Sua entrada na Mangueira, porém, não foi simples. Em um ambiente dominado por cerca de 40 homens, Leci foi desafiada a escrever uma carta explicando por que merecia fazer parte daquele espaço. Comparando a escola a uma “Universidade do Samba”, Leci conquistou seu lugar, mudando para sempre o protagonismo feminino no mundo do samba, até então restrito a posições de musas e dançarinas. Um ano de estágio compondo sambas de terreiro consolidou sua posição na escola, quebrando barreiras e abrindo caminho para outras mulheres.

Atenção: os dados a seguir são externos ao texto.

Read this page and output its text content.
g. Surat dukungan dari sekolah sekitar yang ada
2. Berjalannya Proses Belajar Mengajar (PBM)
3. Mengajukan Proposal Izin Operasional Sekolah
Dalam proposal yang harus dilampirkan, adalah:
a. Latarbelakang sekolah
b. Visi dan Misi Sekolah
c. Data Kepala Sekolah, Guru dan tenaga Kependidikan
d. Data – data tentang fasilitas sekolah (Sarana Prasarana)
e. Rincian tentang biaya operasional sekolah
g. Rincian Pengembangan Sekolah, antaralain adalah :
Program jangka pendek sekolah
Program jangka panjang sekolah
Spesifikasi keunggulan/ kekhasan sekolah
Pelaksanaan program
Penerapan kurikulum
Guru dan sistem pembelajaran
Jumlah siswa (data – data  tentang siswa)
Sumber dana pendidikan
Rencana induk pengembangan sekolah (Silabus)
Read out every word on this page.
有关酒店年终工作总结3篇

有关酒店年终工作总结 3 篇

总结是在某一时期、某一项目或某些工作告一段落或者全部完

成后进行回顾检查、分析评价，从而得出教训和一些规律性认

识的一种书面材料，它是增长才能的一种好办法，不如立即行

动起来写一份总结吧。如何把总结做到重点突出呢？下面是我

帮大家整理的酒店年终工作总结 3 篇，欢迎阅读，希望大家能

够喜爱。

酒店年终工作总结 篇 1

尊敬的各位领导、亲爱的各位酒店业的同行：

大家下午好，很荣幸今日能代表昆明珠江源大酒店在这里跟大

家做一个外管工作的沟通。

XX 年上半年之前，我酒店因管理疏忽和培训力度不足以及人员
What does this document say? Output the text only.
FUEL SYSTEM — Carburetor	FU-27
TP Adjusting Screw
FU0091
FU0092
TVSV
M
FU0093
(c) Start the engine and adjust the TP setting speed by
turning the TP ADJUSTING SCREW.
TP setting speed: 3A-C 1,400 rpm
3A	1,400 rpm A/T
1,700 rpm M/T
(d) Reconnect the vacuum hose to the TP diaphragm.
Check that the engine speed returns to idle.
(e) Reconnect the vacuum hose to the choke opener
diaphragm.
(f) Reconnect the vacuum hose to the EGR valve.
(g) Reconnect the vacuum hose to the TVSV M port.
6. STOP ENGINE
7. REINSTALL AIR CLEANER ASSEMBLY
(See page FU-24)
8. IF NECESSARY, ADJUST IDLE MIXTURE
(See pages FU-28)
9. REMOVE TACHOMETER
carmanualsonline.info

Seu sucesso musical veio acompanhado de uma postura crítica e engajada. Esse tom foi levado para a Rede Globo, quando comentou o carnaval do Rio e de São Paulo durante 20 anos, marcada não por citar as celebridades desfilando, mas tornando célebres membros anônimos das comunidades. No entanto, suas letras críticas logo a colocaram em rota de colisão com o mercado musical. Seu contrato com uma gravadora multinacional foi rescindido em 1980, mas Leci voltou a gravar em 1985, sem jamais abandonar o tom de denúncia social de suas canções.
Reconhecimento na arte
Ela nunca recuou em suas convicções. Ao longo de sua carreira, lançou 26 discos, entre LPs, CDs e compactos, além de dois DVDs, e ganhou reconhecimento por sua contribuição ao samba com sucessos como “Essa Tal Criatura” e “Zé do Caroço”. Um reconhecimento que sempre veio acompanhado de momentos amargos de narizes torcidos para seu tom de protesto na canção e na postura.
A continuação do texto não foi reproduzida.